Merek garam dapur dalam kemasan yang tersohor adalah cap Kapal. Tetapi manakah cap Kapal yang asli, saya tak tahu. Ada banyak varian merek Kapal untuk garam. Ini ciri khas bisnis tak sehat: orang bikin merek memiripkan diri dengan yang sudah kondang, untuk mengecoh konsumen. Kemarin sore di warung saya beroleh garam cap Kapal Terbang.
Kalau dibilang tidak kreatif, pelakunya malah tak terima. Mereka merasa sangat kreatif karena punya jalan pintas dalam membangun jenama: jangan pakai nama baru yang belum dikenal karena sulit laku. Kebingungan konsumen adalah peluang. Namanya juga pengusaha semprul tipis malu.

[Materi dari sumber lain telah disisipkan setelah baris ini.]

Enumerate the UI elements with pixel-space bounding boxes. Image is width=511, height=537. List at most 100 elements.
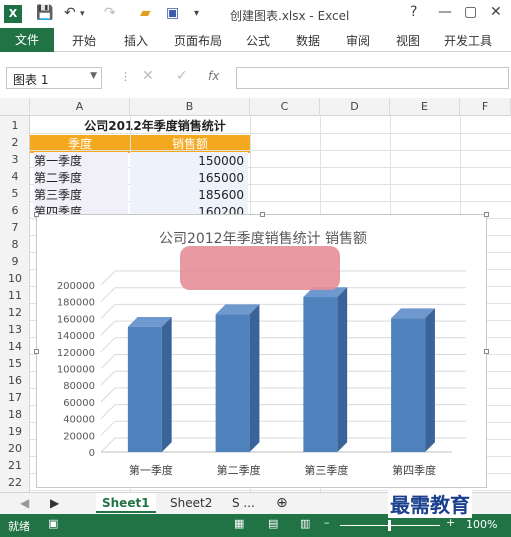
name-box[interactable]: 图表 1 ▼ (6, 67, 102, 89)
quarter-cell[interactable]: 第二季度 (34, 169, 128, 187)
tab-sheet1[interactable]: Sheet1 (96, 493, 156, 513)
column-header-e[interactable]: E (390, 98, 460, 116)
tab-data[interactable]: 数据 (296, 32, 320, 49)
y-tick-label: 0 (89, 448, 95, 459)
excel-app-icon: X (4, 5, 22, 23)
column-header-d[interactable]: D (320, 98, 390, 116)
more-icon: ⋮ (120, 70, 131, 83)
undo-dropdown-icon[interactable]: ▾ (80, 9, 85, 19)
customize-toolbar-icon[interactable]: ▾ (194, 8, 199, 19)
sales-cell[interactable]: 165000 (130, 169, 248, 187)
bar-side (249, 304, 260, 452)
y-tick-label: 200000 (57, 281, 95, 292)
resize-handle[interactable] (484, 349, 489, 354)
tab-view[interactable]: 视图 (396, 32, 420, 49)
y-tick-label: 40000 (63, 415, 95, 426)
tab-formulas[interactable]: 公式 (246, 32, 270, 49)
sales-cell[interactable]: 150000 (130, 152, 248, 170)
macro-record-icon[interactable]: ▣ (48, 517, 58, 530)
minimize-button[interactable]: — (438, 4, 452, 20)
gridline (100, 337, 116, 353)
x-tick-label: 第一季度 (129, 463, 173, 477)
bar (391, 318, 426, 452)
close-button[interactable]: ✕ (490, 4, 502, 20)
x-tick-label: 第二季度 (217, 463, 261, 477)
gridline (100, 287, 116, 303)
undo-icon[interactable]: ↶ (64, 5, 76, 21)
formula-bar: 图表 1 ▼ ⋮ ✕ ✓ fx (0, 62, 511, 92)
y-tick-label: 140000 (57, 331, 95, 342)
zoom-level[interactable]: 100% (466, 518, 497, 531)
resize-handle[interactable] (260, 212, 265, 217)
gridline (100, 404, 116, 419)
insert-function-button[interactable]: fx (208, 69, 219, 83)
tab-insert[interactable]: 插入 (124, 32, 148, 49)
help-button[interactable]: ? (410, 4, 417, 20)
gridline (100, 304, 116, 319)
page-break-view-icon[interactable]: ▥ (300, 517, 310, 530)
redo-icon[interactable]: ↷ (104, 5, 116, 21)
resize-handle[interactable] (34, 349, 39, 354)
y-tick-label: 100000 (57, 365, 95, 376)
y-tick-label: 120000 (57, 348, 95, 359)
row-headers: 1 2 3 4 5 6 7 8 9 10 11 12 13 14 15 16 17 18 19 20 21 22 (0, 116, 30, 492)
chevron-down-icon[interactable]: ▼ (90, 71, 97, 81)
gridline (100, 354, 116, 369)
column-header-a[interactable]: A (30, 98, 130, 116)
formula-input[interactable] (236, 67, 509, 89)
window-title: 创建图表.xlsx - Excel (230, 9, 350, 23)
tab-sheet2[interactable]: Sheet2 (164, 493, 218, 513)
bar (303, 297, 338, 452)
column-headers: A B C D E F (0, 98, 511, 116)
scroll-left-icon[interactable]: ◀ (14, 493, 35, 513)
zoom-out-button[interactable]: – (324, 516, 330, 529)
page-layout-view-icon[interactable]: ▤ (268, 517, 278, 530)
y-tick-label: 180000 (57, 298, 95, 309)
gridline (30, 150, 511, 151)
bar-side (425, 308, 435, 452)
column-header-b[interactable]: B (130, 98, 250, 116)
x-tick-label: 第三季度 (304, 463, 348, 477)
restore-button[interactable]: ▢ (464, 4, 477, 20)
tab-review[interactable]: 审阅 (346, 32, 370, 49)
ready-status: 就绪 (8, 520, 30, 533)
gridline (100, 320, 116, 336)
resize-handle[interactable] (484, 212, 489, 217)
resize-handle[interactable] (34, 212, 39, 217)
gridline (100, 370, 116, 386)
gridline (30, 133, 511, 134)
cancel-button[interactable]: ✕ (142, 68, 154, 84)
scroll-right-icon[interactable]: ▶ (44, 493, 65, 513)
bar-side (337, 287, 348, 452)
chart-title: 公司2012年季度销售统计 销售额 (159, 231, 367, 247)
add-sheet-button[interactable]: ⊕ (270, 493, 294, 513)
enter-button[interactable]: ✓ (176, 68, 188, 84)
save-icon[interactable]: 💾 (36, 5, 53, 21)
y-tick-label: 80000 (63, 381, 95, 392)
column-header-c[interactable]: C (250, 98, 320, 116)
quarter-cell[interactable]: 第一季度 (34, 152, 128, 170)
tab-file[interactable]: 文件 (0, 28, 54, 52)
bar-side (161, 316, 172, 452)
tab-home[interactable]: 开始 (72, 32, 96, 49)
bar (127, 326, 162, 452)
tab-developer[interactable]: 开发工具 (444, 32, 492, 49)
name-box-value: 图表 1 (13, 73, 49, 87)
zoom-slider-thumb[interactable] (388, 520, 391, 531)
select-all-corner[interactable] (0, 98, 30, 116)
sales-cell[interactable]: 185600 (130, 186, 248, 204)
row-header[interactable]: 22 (0, 473, 30, 492)
tab-more[interactable]: S ... (226, 493, 261, 513)
obscured-region (180, 246, 340, 290)
column-header-f[interactable]: F (460, 98, 511, 116)
open-folder-icon[interactable]: ▰ (140, 5, 151, 21)
tab-page-layout[interactable]: 页面布局 (174, 32, 222, 49)
normal-view-icon[interactable]: ▦ (234, 517, 244, 530)
watermark: 最需教育 (388, 489, 472, 518)
title-bar: X 💾 ↶ ▾ ↷ ▰ ▣ ▾ 创建图表.xlsx - Excel ? — ▢ … (0, 0, 511, 28)
x-tick-label: 第四季度 (392, 463, 436, 477)
y-tick-label: 20000 (63, 431, 95, 442)
quarter-cell[interactable]: 第三季度 (34, 186, 128, 204)
y-tick-label: 160000 (57, 314, 95, 325)
save-as-icon[interactable]: ▣ (166, 5, 179, 21)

Ketika saya menanya pemilik warung Madura, kenapa garamnya kapal terbang bukan kapal laut, dia jawab mungkin kapalnya karam. Di warung itu saya dulu pernah mendapatkan cap kapal laut, saya lupa kapal layar atau kapal motor nirlayar. Di warung lain saya mendapatkan cap Perahu Kuno. Mungkin kelak setelah dia jual cap kapal laut lagi, dan saya menagih cap kapal terbang, jawabannya si kapal terbang terlalu jauh dan tinggi, tidak kembali.
Baiklah, kita tinggalkan persoalan merek garam. Itu masalah klasik. Kini saya membahas soal kebahasaan. Istilah pesawat terbang, sering diringkas menjadi pesawat, akhirnya lebih laku ketimbang kapal terbang yang terasa arkais. Saya sih tetap menggunakan istilah itu namun tak kerap amat.

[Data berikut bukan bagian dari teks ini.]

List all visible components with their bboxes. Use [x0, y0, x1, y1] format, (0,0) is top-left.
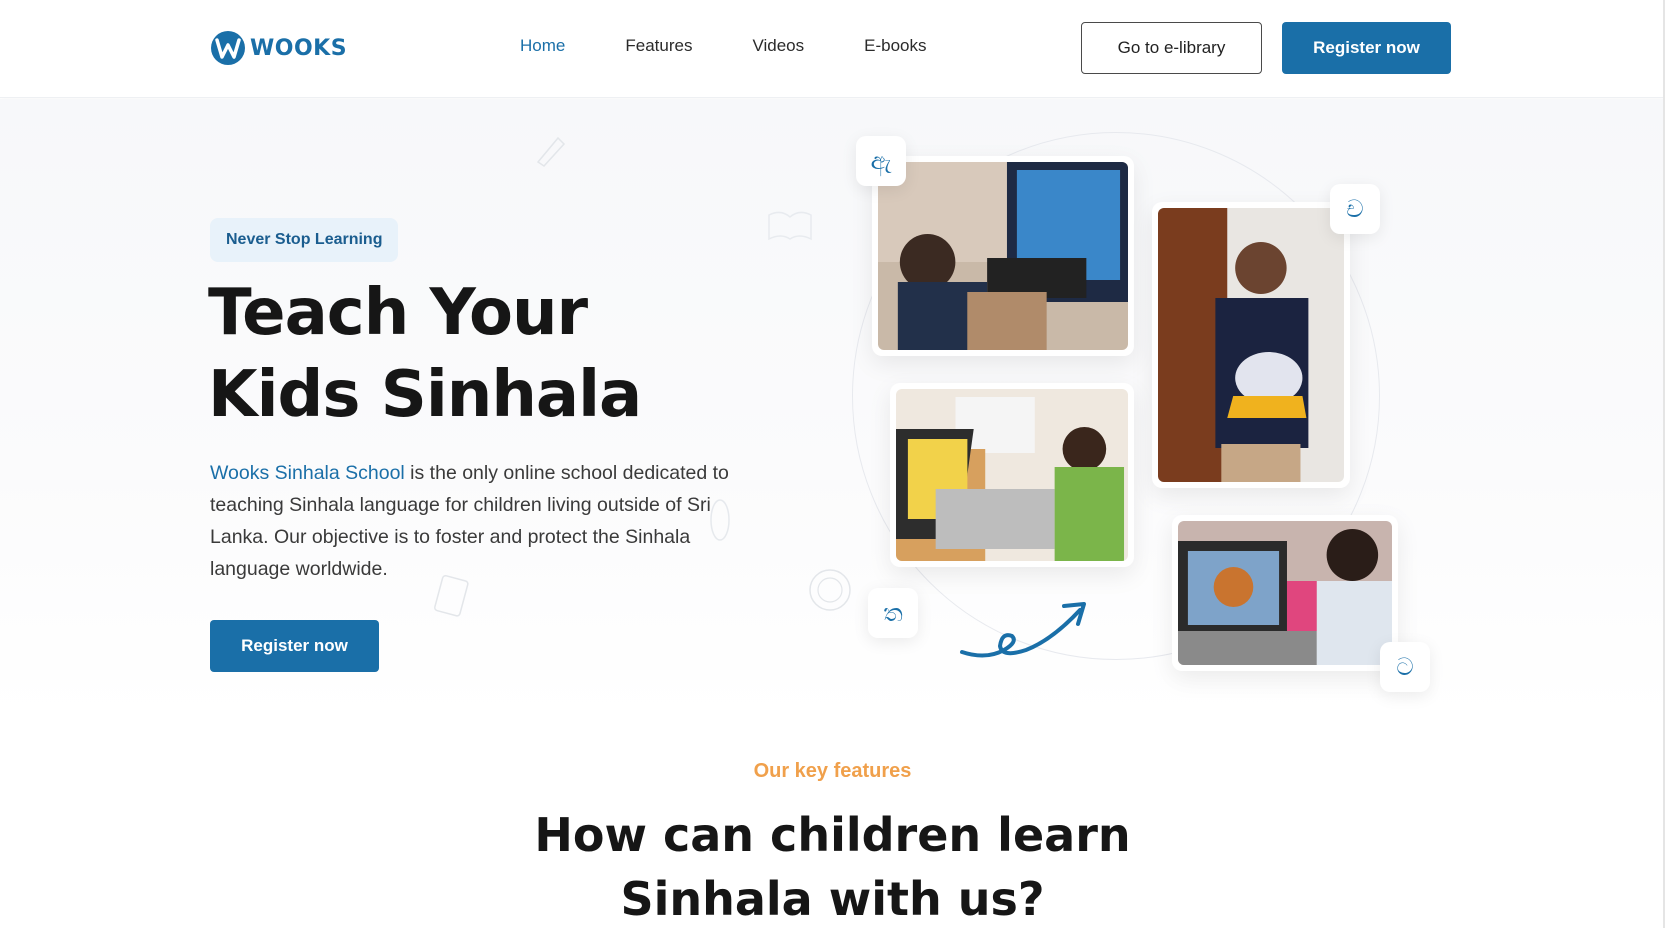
main-nav: Home Features Videos E-books — [520, 36, 927, 56]
features-title-line2: Sinhala with us? — [620, 872, 1045, 926]
photo-child-with-elephant-craft — [1152, 202, 1350, 488]
nav-videos[interactable]: Videos — [752, 36, 804, 56]
swirl-arrow-icon — [960, 602, 1086, 658]
photo-child-at-computer — [872, 156, 1134, 356]
sinhala-letter-chip-4: ට — [1380, 642, 1430, 692]
nav-ebooks[interactable]: E-books — [864, 36, 926, 56]
sinhala-letter-chip-2: ච — [1330, 184, 1380, 234]
photo-girl-at-laptop — [1172, 515, 1398, 671]
features-title-line1: How can children learn — [534, 808, 1131, 862]
nav-home[interactable]: Home — [520, 36, 565, 56]
photo-child-at-laptop — [890, 383, 1134, 567]
brand-logo[interactable]: WOOKS — [210, 30, 347, 66]
nav-features[interactable]: Features — [625, 36, 692, 56]
photo-girl-at-laptop-image — [1178, 521, 1392, 665]
photo-child-with-elephant-craft-image — [1158, 208, 1344, 482]
photo-child-at-computer-image — [878, 162, 1128, 350]
brand-name: WOOKS — [250, 35, 348, 61]
photo-child-at-laptop-image — [896, 389, 1128, 561]
sinhala-letter-chip-1: ඇ — [856, 136, 906, 186]
hero-title-line1: Teach Your — [208, 276, 588, 350]
openbook-doodle-icon — [768, 211, 812, 241]
never-stop-learning-badge: Never Stop Learning — [210, 218, 399, 262]
hero-register-button[interactable]: Register now — [210, 620, 379, 672]
features-kicker: Our key features — [753, 760, 912, 782]
wooks-logo-icon — [211, 31, 245, 65]
pencil-doodle-icon — [536, 136, 566, 167]
compass-doodle-icon — [809, 569, 851, 611]
hero-description: Wooks Sinhala School is the only online … — [210, 457, 730, 585]
hero-title-line2: Kids Sinhala — [208, 358, 642, 432]
hero-title: Teach Your Kids Sinhala — [208, 272, 768, 436]
sinhala-letter-chip-3: ත — [868, 588, 918, 638]
site-header: WOOKS Home Features Videos E-books Go to… — [0, 0, 1665, 98]
go-to-elibrary-button[interactable]: Go to e-library — [1081, 22, 1262, 74]
header-register-button[interactable]: Register now — [1282, 22, 1451, 74]
features-title: How can children learn Sinhala with us? — [0, 803, 1665, 928]
wooks-school-link[interactable]: Wooks Sinhala School — [210, 462, 405, 484]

Saya menduga istilah kapal terbang muncul karena moda transportasi jarak jauh, harus menyeberangi laut, antarbenua pula, dahulu hanya ada kapal. Maka ketika ada alat angkut yang bisa terbang dinamai kapal terbang — tetapi istilah ini tak memunculkan sebutan tandingan kapal berenang, untuk menemani kapal selam.
Kalau kapal udara? Itu juga kapal terbang. KBBI mengakui. Namun airship dalam bahasa Inggris (Jerman: luftschiff) setahu saya lebih merujuk ke pesawat balon semacam Zeppelin. Mungkin kita menyebut kapal udara dengan menerjemahkan bahasa Belanda: luchtschip. Lucht itu udara dalam arti angkasa, dan schip adalah kapal.
Adapun Orang Jawa lawas mengenal istilah montor mabur. Montor itu mobil, sedangkan sepeda motor adalah pitmontor atau montor udhug. Namun dalam perjalanan waktu sejak akhir 1970-an banyak orang Jawa yang menyebut sepeda motor itu motor, meniru orang Jakarta. Kalau mobil? Ya mobil¹. Maka montor mabur, atau montor miber², adalah mobil terbang.
Orang Jatim dahulu menyebut montor mabur itu montor muluk — dilafalkan “mo-lok” dengan “o” seperti pada “soto”. Artinya mobil terbang. Muluk itu terbang melayang, tinggi. Maka untuk layang-layang diterapkan kata muluk dan mululaké — ada juga yang menyebut ngulukaké.
Kalau istilah pesawat terbang? Lain kali saja. Isi pos ini sudah terlalu panjang.
¹) Kemudian selain menyingkat sepeda motor menjadi motor, sebagian orang Jawa sejak awal 1980-an juga menyebutnya “kendaraan”, karena tanpa tambahan “bermotor” pun sudah dipahami sebagai sepeda motor — padahal kendaraan bermotor itu menyangkut mobil dan sepeda motor, tetapi jetski mungkin tak termasuk
²) Salah satu gambar karya Masmundari dalam damar kurung (lampion) dahulu seingat saya ada montor miber
3 Comments
(((Mungkin kapalnya karam)))
BTW dahulu kala sering dengar baito muluk yang, katanya, berarti kapal terbang. Tapi barusan saya tanyakan ke Tuan Google tiada ada jawabnya.
Kok saya baru dengar kata baito muluk ya. Setahu saya baita yang dilafalkan baito itu berarti perahu.
Arsip di Google, memang baita/baito berarti perahu. Mungkin orang yang pakai istilah baito muluk, menyamakan perahu dengan kapal (kapal muluk).
Dahulu kala ada saya dengar juga kata baito colot, maksudnya sepeda motor trail.😁 Saya cek di Google nihil. Mungkin orang-orang yang sebut baito colot (dan baito muluk) itu hanya gojek.